Boredom（简单dp）

Description

Alex doesn't like boredom. That's why whenever he gets bored, he comes up with games. One long winter evening he came up with a game and decided to play it.

Given a sequence a consisting of n integers. The player can make several steps. In a single step he can choose an element of the sequence (let's denote it ak) and delete it, at that all elements equal to ak + 1 and ak - 1 also must be deleted from the sequence. That step brings ak points to the player.

Alex is a perfectionist, so he decided to get as many points as possible. Help him.

Input

The first line contains integer n (1 ≤ n ≤ 10^5) that shows how many numbers are in Alex's sequence.

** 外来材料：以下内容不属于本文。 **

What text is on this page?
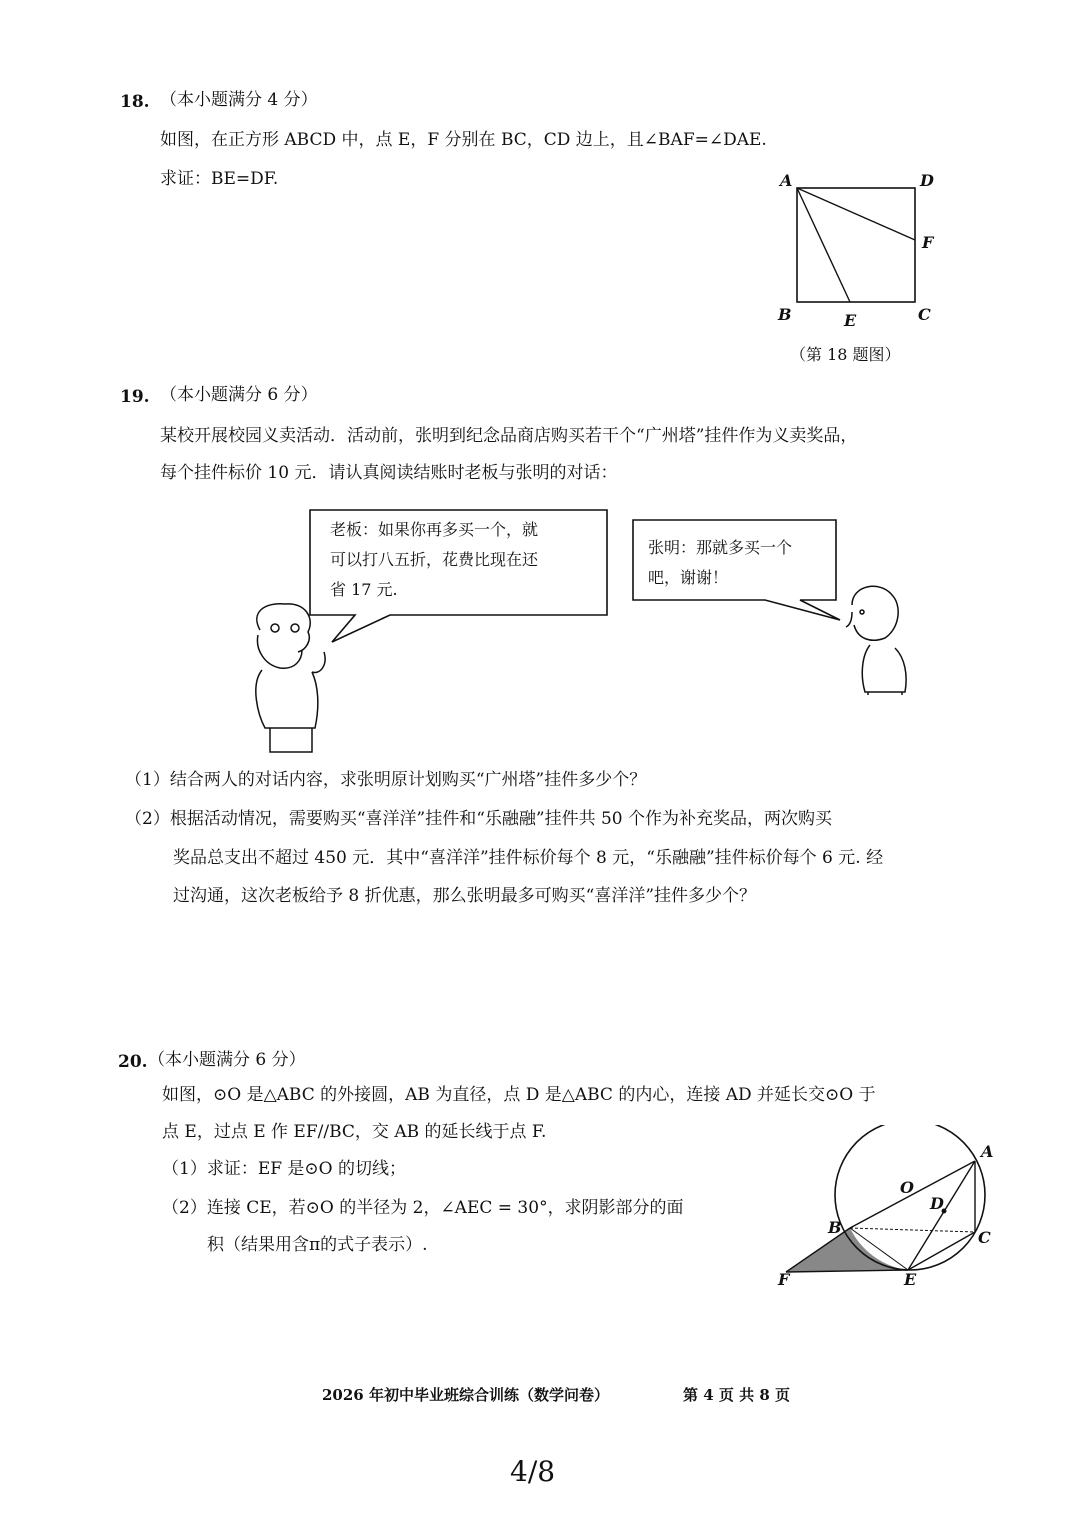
18. （本小题满分 4 分）
如图，在正方形 ABCD 中，点 E，F 分别在 BC，CD 边上，且∠BAF=∠DAE.
求证：BE=DF.	A	D
F
B	E	C
（第 18 题图）
19. （本小题满分 6 分）
某校开展校园义卖活动．活动前，张明到纪念品商店购买若干个“广州塔”挂件作为义卖奖品，
每个挂件标价 10 元．请认真阅读结账时老板与张明的对话：
老板：如果你再多买一个，就
可以打八五折，花费比现在还
省 17 元.
张明：那就多买一个
吧，谢谢！
（1）结合两人的对话内容，求张明原计划购买“广州塔”挂件多少个？
（2）根据活动情况，需要购买“喜洋洋”挂件和“乐融融”挂件共 50 个作为补充奖品，两次购买
奖品总支出不超过 450 元．其中“喜洋洋”挂件标价每个 8 元，“乐融融”挂件标价每个 6 元. 经
过沟通，这次老板给予 8 折优惠，那么张明最多可购买“喜洋洋”挂件多少个？
20. （本小题满分 6 分）
如图，⊙O 是△ABC 的外接圆，AB 为直径，点 D 是△ABC 的内心，连接 AD 并延长交⊙O 于
点 E，过点 E 作 EF//BC，交 AB 的延长线于点 F.
（1）求证：EF 是⊙O 的切线；
（2）连接 CE，若⊙O 的半径为 2，∠AEC = 30°，求阴影部分的面
积（结果用含π的式子表示）.
A
O
D
B
C
E
F
2026 年初中毕业班综合训练（数学问卷）	第 4 页 共 8 页
4/8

The second line contains n integers a1, a2, ..., an (1 ≤ ai ≤ 10^5)

Output

Print a single integer — the maximum number of points that Alex can earn.

Sample Input

9
1 2 1 3 2 2 2 2 3

Sample Output10

分析：很容易观察到数据的先后是不影响值的大小的，所以我们不妨先用一个桶排序。
接下来再看这个问题：对于每个数字我们有两种选择：选还是不选，而且前面数字的选对后面（差大于1）的数字是没有影响的，即无后效性，考虑dp。
假如我们用数组dp[i]保存数据i的状态，考虑从左往右进行分析（类似背包问题，每个物品选还是不选）
对第i个物品，假如我们选这个物品，那么dp[i]=dp[i-2]+a[i]*i(之前的分数加上这次的分数)
如果我们不选这个物品，那么dp[i]=dp[i-1]（因为没有选择所以分数不变）
那么状态转移方程就是dp[i]=max(dp[i-1],dp[i-2]+a[i]*i)

#include<cstdio>
#include<cstring>
#include<algorithm>
using namespace std;

typedef long long ll;
const int MAXN=1e5+5;
ll a[MAXN];
ll dp[MAXN];
ll n,x,maxn;
ll ans;

int main()
{
    while(scanf("%lld",&n)!=EOF)
    {
        maxn=0; ans=0;
        memset(a,0,sizeof(a));
        for(int i=0;i<n;i++)
        {
            scanf("%lld",&x);
            if(maxn<x) maxn=x;
            a[x]++;
        }
        memset(dp,0,sizeof(dp));
        dp[1]=a[1];
        for(ll i=2;i<=maxn;i++)
        {
            dp[i]=max(dp[i-1],dp[i-2]+a[i]*i);
            //ans=max(ans,dp[i]);
        }
        printf("%lld
",dp[maxn]);
    }
    return 0;
}

前面wa了好多次，记录一下错因：

　1.忘记开long long (有可能10^5*10^5)

　2.用ans保存结果忘记分析循环无法执行的情况（自闭）

#include<cstdio>
#include<cstring>
#include<algorithm>
using namespace std;

typedef long long ll;
const int MAXN=1e5+5;
ll a[MAXN];
ll dp[MAXN];
ll n,x,maxn;
ll ans;

int main()
{
    while(scanf("%lld",&n)!=EOF)
    {
        maxn=0; ans=0;
        memset(a,0,sizeof(a));
        for(int i=0;i<n;i++)
        {
            scanf("%lld",&x);
            if(maxn<x) maxn=x;
            a[x]++;
        }
        memset(dp,0,sizeof(dp));
        dp[1]=a[1];
        for(ll i=2;i<=maxn;i++)
        {
            dp[i]=max(dp[i-1],dp[i-2]+a[i]*i);
            ans=max(ans,dp[i]);
        }
        printf("%lld
",ans);
    }
    return 0;
}